Но холере не суждено было сравниться с чумой по геополитическим последствиям. Следствием холеры стали «всего лишь» создание канализационных систем с централизованной очисткой сточных вод, внедрение в массах привычки не пить сырую воду из открытых источников и активное изучение желудочно-кишечных инфекций. В XX веке холера возникала только в местах, где внешние обстоятельства (войны, голод, революции, кризисы) резко отбрасывали назад экономический уклад и кардинально снижали уровень практикуемых санитарно-гигиенических норм. В XX веке так называемый золотой миллиард завершил формирование современной «санитарной этики». К 50-м годам нормой стали чистые помещения, изоляция и относительно безопасная утилизация мусора, употребление чистой воды и мытых продуктов, дезинфекция потенциальных источников заражения. Употребление в пищу диких животных стало редким развлечением, употребление в пищу животных, сосуществующих с человеком в городских пространствах, просто прекратилось. Бактериям, передающимся с помощью животного-носителя, через пищу и воду стало значительно сложнее вызывать крупные эпидемии, не говоря уже о пандемиях. От наиболее опасных инфекций стали делать прививки – в результате удалось полностью ликвидировать оспу. Однако параллельно с развитием санитарных норм и культуры чистоты шел еще один процесс, неизбежно делавший человечество потенциальной жертвой, но уже другого врага. Первый звоночек прозвенел еще в 1918 году. В охваченной войной Европе весной 1918 года стала распространяться болезнь, характеризующаяся быстрым подъемом температуры, ломотой в суставах и мышцах, активизацией хронических заболеваний. Болезнь назвали испанским гриппом или «испанкой» – просто потому, что в Испании, не участвовавшей в войне, не было цензуры, и газеты свободно сообщали о распространении эпидемии. Огромные массы солдат, перемещавшиеся вдоль фронтов, миллионы беженцев, проживавших скученно и лишенных нормального питания, были отличной средой для распространения возбудителя «испанки» – вируса, передававшегося самым подходящим для этого путем – воздушно-капельным.
Эпидемия быстро приняла характер пандемии, распространившись на весь мир.
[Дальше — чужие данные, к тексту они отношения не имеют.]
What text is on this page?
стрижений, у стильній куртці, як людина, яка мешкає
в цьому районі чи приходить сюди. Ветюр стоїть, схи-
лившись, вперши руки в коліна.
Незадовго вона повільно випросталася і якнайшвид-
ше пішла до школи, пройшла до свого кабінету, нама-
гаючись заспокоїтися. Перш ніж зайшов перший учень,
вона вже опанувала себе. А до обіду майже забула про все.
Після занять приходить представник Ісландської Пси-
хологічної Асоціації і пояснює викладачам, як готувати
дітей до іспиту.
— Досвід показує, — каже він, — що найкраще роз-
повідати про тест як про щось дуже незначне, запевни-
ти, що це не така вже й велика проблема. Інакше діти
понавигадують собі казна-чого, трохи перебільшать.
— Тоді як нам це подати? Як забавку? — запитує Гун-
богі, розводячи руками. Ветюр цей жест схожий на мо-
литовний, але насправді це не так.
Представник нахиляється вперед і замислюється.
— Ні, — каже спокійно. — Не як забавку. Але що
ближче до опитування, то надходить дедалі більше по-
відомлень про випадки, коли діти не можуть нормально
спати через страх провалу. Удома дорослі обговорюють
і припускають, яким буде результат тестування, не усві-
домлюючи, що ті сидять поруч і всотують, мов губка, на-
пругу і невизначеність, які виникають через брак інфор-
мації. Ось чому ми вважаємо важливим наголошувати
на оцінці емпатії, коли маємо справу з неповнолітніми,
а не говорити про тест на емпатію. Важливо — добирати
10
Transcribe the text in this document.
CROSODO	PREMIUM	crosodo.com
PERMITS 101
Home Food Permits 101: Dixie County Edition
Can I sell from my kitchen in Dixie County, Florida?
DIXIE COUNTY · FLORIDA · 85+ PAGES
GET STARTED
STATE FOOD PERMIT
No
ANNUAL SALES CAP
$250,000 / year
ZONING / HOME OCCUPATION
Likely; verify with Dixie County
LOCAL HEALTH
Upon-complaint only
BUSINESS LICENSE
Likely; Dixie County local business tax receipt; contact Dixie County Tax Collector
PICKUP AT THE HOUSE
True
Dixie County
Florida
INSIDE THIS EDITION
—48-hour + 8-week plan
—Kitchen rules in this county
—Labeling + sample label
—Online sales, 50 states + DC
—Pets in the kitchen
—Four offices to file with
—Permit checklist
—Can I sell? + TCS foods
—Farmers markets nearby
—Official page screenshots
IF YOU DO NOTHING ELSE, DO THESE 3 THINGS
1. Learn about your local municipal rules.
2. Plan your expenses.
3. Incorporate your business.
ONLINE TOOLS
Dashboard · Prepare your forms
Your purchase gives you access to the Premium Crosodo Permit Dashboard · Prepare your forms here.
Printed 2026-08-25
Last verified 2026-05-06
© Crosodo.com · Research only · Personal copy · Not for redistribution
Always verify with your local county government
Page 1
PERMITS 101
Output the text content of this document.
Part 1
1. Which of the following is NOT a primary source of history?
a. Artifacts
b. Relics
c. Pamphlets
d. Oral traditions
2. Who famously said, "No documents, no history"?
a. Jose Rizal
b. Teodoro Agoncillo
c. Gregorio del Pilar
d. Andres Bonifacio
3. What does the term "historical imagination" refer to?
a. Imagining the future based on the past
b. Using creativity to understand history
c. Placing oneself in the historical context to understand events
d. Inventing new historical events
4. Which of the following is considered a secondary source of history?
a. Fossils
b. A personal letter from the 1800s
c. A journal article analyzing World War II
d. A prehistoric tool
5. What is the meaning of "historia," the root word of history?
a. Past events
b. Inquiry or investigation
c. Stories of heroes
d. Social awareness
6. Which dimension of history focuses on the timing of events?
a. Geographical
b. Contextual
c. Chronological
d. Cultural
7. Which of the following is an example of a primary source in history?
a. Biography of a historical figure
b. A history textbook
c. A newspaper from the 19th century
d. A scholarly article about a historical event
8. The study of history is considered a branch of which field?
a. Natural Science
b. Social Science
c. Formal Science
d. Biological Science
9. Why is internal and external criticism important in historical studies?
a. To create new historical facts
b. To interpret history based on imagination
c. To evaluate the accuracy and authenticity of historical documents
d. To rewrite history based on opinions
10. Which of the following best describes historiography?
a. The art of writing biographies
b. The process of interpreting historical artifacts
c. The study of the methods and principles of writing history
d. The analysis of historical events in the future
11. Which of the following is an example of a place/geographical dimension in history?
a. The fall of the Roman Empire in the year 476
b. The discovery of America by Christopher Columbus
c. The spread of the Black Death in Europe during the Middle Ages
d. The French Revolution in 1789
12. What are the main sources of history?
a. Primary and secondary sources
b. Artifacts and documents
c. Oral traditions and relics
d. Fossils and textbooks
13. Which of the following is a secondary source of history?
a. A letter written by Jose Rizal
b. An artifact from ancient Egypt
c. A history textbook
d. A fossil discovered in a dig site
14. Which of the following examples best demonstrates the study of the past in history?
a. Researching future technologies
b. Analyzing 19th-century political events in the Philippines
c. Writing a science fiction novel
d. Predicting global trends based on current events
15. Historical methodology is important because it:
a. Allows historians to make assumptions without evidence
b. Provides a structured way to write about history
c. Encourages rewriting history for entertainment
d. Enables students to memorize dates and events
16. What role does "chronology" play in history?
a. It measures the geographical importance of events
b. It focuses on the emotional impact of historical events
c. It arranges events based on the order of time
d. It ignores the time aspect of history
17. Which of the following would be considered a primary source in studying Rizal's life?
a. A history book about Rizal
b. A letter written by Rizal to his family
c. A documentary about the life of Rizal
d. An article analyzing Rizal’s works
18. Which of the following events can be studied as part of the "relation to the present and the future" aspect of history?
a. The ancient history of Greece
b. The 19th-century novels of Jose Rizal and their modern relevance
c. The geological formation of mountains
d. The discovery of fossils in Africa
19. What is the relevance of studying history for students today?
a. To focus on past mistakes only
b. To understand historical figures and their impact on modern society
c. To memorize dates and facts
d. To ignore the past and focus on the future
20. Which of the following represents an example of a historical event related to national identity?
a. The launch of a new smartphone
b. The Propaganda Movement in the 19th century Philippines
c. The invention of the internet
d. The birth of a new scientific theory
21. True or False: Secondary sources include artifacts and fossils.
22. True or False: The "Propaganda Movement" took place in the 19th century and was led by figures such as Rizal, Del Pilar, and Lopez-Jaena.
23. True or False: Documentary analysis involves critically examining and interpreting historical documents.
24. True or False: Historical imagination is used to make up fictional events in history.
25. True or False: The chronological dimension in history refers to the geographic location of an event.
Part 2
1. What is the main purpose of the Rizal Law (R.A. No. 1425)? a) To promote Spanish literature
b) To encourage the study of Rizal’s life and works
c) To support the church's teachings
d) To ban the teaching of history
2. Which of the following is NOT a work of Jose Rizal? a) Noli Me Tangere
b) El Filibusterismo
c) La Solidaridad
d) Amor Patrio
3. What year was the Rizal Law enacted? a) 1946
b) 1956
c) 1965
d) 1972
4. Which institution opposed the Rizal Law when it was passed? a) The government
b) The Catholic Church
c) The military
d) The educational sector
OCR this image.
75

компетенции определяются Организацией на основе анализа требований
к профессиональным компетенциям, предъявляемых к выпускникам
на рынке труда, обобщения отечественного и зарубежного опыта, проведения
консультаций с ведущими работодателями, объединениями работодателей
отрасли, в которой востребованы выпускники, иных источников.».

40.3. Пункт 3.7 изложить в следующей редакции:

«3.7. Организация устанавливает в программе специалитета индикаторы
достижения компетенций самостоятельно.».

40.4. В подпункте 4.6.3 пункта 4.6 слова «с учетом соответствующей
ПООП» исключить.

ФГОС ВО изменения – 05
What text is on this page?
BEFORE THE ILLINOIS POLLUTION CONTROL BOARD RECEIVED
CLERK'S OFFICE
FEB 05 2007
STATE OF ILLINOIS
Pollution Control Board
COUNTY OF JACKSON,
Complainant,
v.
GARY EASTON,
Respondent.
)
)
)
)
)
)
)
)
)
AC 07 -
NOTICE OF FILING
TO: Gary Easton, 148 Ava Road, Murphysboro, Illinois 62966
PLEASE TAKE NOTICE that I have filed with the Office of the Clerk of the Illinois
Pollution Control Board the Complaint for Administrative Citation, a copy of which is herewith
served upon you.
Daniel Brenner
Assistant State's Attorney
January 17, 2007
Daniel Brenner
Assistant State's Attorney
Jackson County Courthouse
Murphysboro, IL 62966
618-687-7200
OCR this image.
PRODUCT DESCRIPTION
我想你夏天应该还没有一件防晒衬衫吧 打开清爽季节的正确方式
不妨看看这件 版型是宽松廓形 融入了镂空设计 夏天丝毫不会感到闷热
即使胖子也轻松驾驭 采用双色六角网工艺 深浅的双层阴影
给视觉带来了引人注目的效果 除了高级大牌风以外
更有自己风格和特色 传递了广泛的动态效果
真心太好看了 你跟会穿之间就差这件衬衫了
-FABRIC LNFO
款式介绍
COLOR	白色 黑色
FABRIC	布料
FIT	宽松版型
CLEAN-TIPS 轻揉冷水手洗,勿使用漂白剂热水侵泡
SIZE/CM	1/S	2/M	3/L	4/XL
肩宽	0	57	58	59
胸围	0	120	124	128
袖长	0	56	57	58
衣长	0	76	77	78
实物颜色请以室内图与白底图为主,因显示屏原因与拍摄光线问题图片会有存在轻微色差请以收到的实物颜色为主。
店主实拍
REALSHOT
Уже весенняя волна была достаточно тяжелой – смертность была высока, видимо, в первую очередь из-за общей ослабленности жертв в условиях войны, революций в России и Германии, недоедания и постоянного стресса. На лето распространение эпидемии замедлилось, а медики всего мира получили передышку для нахождения методов если не лечения, то облегчения болезни. К сожалению, условия того времени не позволяли вводить реальные карантины практически нигде, кроме отдельных городов в США. Война и несовершенство экономических цепочек (они стали уже слишком сложными для автономии отдельных городов и районов, но были еще недостаточно диверсифицированными и гибкими для их перестройки под карантины) препятствовали эффективной изоляции. Однако к осени врачи США и Европы стали рекомендовать аспирин в качестве эффективного средства борьбы с болезнью (патент на аспирин только что истек, и производить его можно было дешево и в больших количествах). «Испанка» вернулась к октябрю и сошла на нет только летом 1919 года. Высокая контагиозность определила и огромный масштаб эпидемии – по неточным данным в мире «испанкой» переболело более 500 млн человек (30 % населения) и от 20 до 50 миллионов скончалось (некоторые исследователи считают, что смертей было до 100 млн) [697], [698]. Октябрьская волна оказалась намного тяжелее, чем весенняя, – у заболевших развивались тяжелые легочные осложнения и проблемы систем кровоснабжения. Нет, вирус испанского гриппа не мутировал. Он, как и весной, вызывал заболевание верхних и средних дыхательных путей, которое (так был устроен вирус) снижало защиту организма от бактериального поражения легких; антибиотиков еще не было, лечить бактериальные пневмонии было сложно. Но главную роль в ухудшении статистики сыграли медики. Очарованные эффектом, который вызывал аспирин, они рекомендовали больным пить его по 30 граммов в сутки. Много позже было установлено, что дозы выше 3 граммов в сутки являются токсическими, следствием передозировки является, в частности, поражение легких (включая образование жидкости) и систем кроветворения и кровоснабжения. Остается только гадать, сколько миллионов человек остались бы живы, если бы не «помощь медицины».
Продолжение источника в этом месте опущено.